Tuesday, April 25, 2006

Syslog, Setting Up Your Own Syslog Server

A simple guide to setup you own Syslog Server.

Building your own Syslog Environment.

Ever wanted to collect those local system logs to one
place? Setting up your Unix/Linux/Windows Machines to log
to one dedicated Syslog server is actually very easy.

#### Setting up the Syslog Server. ####

First out, you will need simple machine, preferably running
some Unix dialect, with Syslog or Syslog-Ng installed.

The Syslog daemon is most likely running on your system already,
but to make sure, check for it's presence with a ps -ef| grep syslogd

# ps -ef | grep syslogd
root 2153 1 0 Apr19 ? 00:00:00 syslogd -m 0
salt 15126 15125 0 15:29 pts/0 00:00:00 /bin/bash -c ps -ef| grep syslogd


# If syslogd is running, you and you want to be able to receive log messages from
the network, you will have to run syslogd with the -r option. Edit the /etc/sysconfig/syslog
file to make the changes permanent.

# vi /etc/sysconfig/syslog

---syslog------------------
# Options to syslogd
# -m 0 disables 'MARK' messages.
# -r enables logging from remote machines
# -x disables DNS lookups on messages recieved with -r
# See syslogd(8) for more details
SYSLOGD_OPTIONS="-m 0 -r"
# Options to klogd
# -2 prints all kernel oops messages twice; once for klogd to decode, and
# once for processing with 'ksymoops'
# -x disables all klogd processing of oops messages entirely
# See klogd(8) for more details
KLOGD_OPTIONS="-x"

---syslog-file---------------

Add the -r option on line 6 after SYSLOGD_OPTIONS="-m 0" so it says SYSLOGD_OPTIONS="-m 0 -r"
Restart your syslog server.

# /etc/init.d/syslogd restart

Your systems should now be able to collect those network logs.

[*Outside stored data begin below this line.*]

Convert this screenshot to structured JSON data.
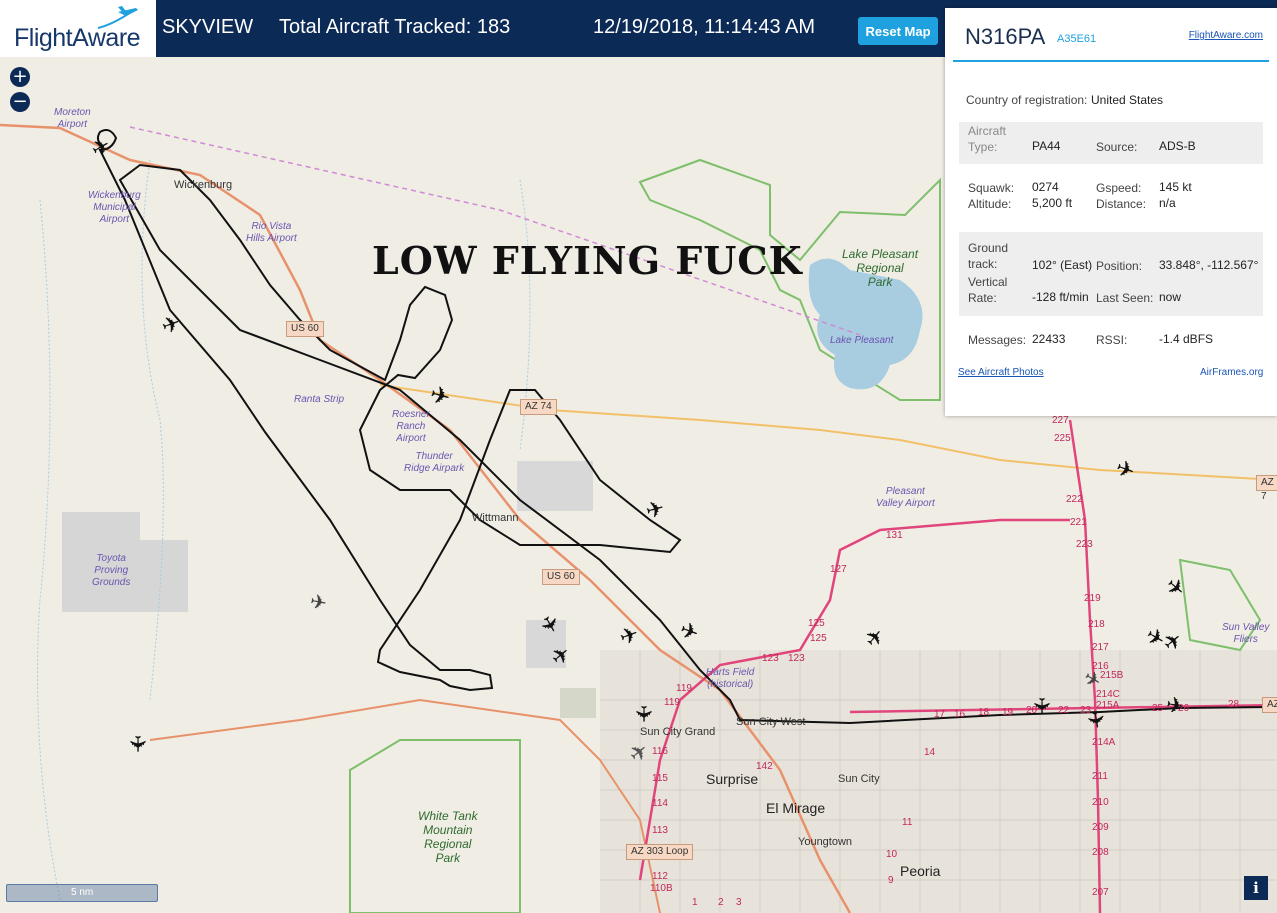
{
  "header": {
    "logo_text": "FlightAware",
    "app_name": "SKYVIEW",
    "aircraft_tracked": "Total Aircraft Tracked: 183",
    "datetime": "12/19/2018, 11:14:43 AM",
    "reset_label": "Reset Map"
  },
  "map": {
    "zoom_in": "+",
    "zoom_out": "−",
    "caption": "LOW FLYING FUCK",
    "scale_label": "5 nm",
    "info": "i",
    "labels": {
      "moreton": "Moreton\nAirport",
      "wickenburg": "Wickenburg",
      "wickenburg_airport": "Wickenburg\nMunicipal\nAirport",
      "rio_vista": "Rio Vista\nHills Airport",
      "ranta": "Ranta Strip",
      "roesner": "Roesner\nRanch\nAirport",
      "thunder": "Thunder\nRidge Airpark",
      "wittmann": "Wittmann",
      "toyota": "Toyota\nProving\nGrounds",
      "lake_pleasant_park": "Lake Pleasant\nRegional\nPark",
      "lake_pleasant": "Lake Pleasant",
      "pleasant_valley": "Pleasant\nValley Airport",
      "harts": "Harts Field\n(historical)",
      "sun_city_grand": "Sun City Grand",
      "sun_city_west": "Sun City West",
      "surprise": "Surprise",
      "el_mirage": "El Mirage",
      "sun_city": "Sun City",
      "youngtown": "Youngtown",
      "peoria": "Peoria",
      "white_tank": "White Tank\nMountain\nRegional\nPark",
      "sun_valley": "Sun Valley\nFliers"
    },
    "shields": {
      "us60a": "US 60",
      "az74": "AZ 74",
      "us60b": "US 60",
      "az303": "AZ 303 Loop",
      "az_right": "AZ 7",
      "az_right2": "AZ"
    },
    "route_numbers": [
      "227",
      "225",
      "222",
      "221",
      "223",
      "219",
      "218",
      "217",
      "216",
      "215B",
      "214C",
      "215A",
      "214A",
      "211",
      "210",
      "209",
      "208",
      "207",
      "131",
      "127",
      "125",
      "125",
      "123",
      "123",
      "119",
      "119",
      "116",
      "115",
      "114",
      "113",
      "112",
      "110B",
      "142",
      "17",
      "16",
      "18",
      "19",
      "20",
      "22",
      "23",
      "26",
      "25",
      "28",
      "14",
      "11",
      "10",
      "9",
      "2",
      "3",
      "1"
    ]
  },
  "panel": {
    "registration": "N316PA",
    "hex": "A35E61",
    "flightaware_link": "FlightAware.com",
    "country_label": "Country of registration:",
    "country": "United States",
    "aircraft_type_label": "Aircraft\nType:",
    "aircraft_type": "PA44",
    "source_label": "Source:",
    "source": "ADS-B",
    "squawk_label": "Squawk:",
    "squawk": "0274",
    "altitude_label": "Altitude:",
    "altitude": "5,200 ft",
    "gspeed_label": "Gspeed:",
    "gspeed": "145 kt",
    "distance_label": "Distance:",
    "distance": "n/a",
    "ground_track_label": "Ground\ntrack:",
    "ground_track": "102° (East)",
    "position_label": "Position:",
    "position": "33.848°, -112.567°",
    "vertical_rate_label": "Vertical\nRate:",
    "vertical_rate": "-128 ft/min",
    "last_seen_label": "Last Seen:",
    "last_seen": "now",
    "messages_label": "Messages:",
    "messages": "22433",
    "rssi_label": "RSSI:",
    "rssi": "-1.4 dBFS",
    "photos_link": "See Aircraft Photos",
    "airframes_link": "AirFrames.org"
  },
  "colors": {
    "header_bg": "#0c2a56",
    "accent": "#1ea1de",
    "map_bg": "#f0ede5",
    "highway": "#e8926c",
    "freeway": "#e0457b",
    "track": "#111111"
  }
}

#### Edit your Client to send logdata to the Syslog server ####


After checking for syslogd, edit the syslog.conf file, under /etc/syslog.conf
Just add @syslogserver <-- after *.* for example and restart your syslogd daemon.
Don't bother about the wildcard *.* for now, you can tune that later on.

Now as user root.

# vi /etc/syslog.conf

----------------------------------------------------------------------------
# Log all kernel messages to the console.
# Logging much else clutters up the screen.
kern.* /dev/console

# Log anything (except mail) of level info or higher.
# Don't log private authentication messages!
# *.info;mail.none;authpriv.none;cron.none /var/log/messages
*.* @syslogserver <-- EDIT Rec SYSLOGSERVER ADDRESS

# The authpriv file has restricted access.
authpriv.* /var/log/secure

# Log all the mail messages in one place.
mail.* -/var/log/maillog


# Log cron stuff
cron.* /var/log/cron

# Everybody gets emergency messages
*.emerg *

# Save news errors of level crit and higher in a special file.
uucp,news.crit /var/log/spooler

# Save boot messages also to boot.log
local7.* /var/log/boot.log
------------------------------------------------------------------------------

After adding *.* at and @syslogserver to line 7, see what kind of logs I get.
But don't forget to restart your syslog daemon first. It will need to re-read
your syslog.conf file.

# /etc/init.d/syslogd restart

You should now be able to see incoming logdata on your syslogserver.
# tail -f /var/log/messages

Enjoy!

1 comment:

Jerry said...

There hasn't been an update on this blog in a long while.

I will say that much of the world has moved away from the normal syslogd and toward either rsyslog or syslog-ng.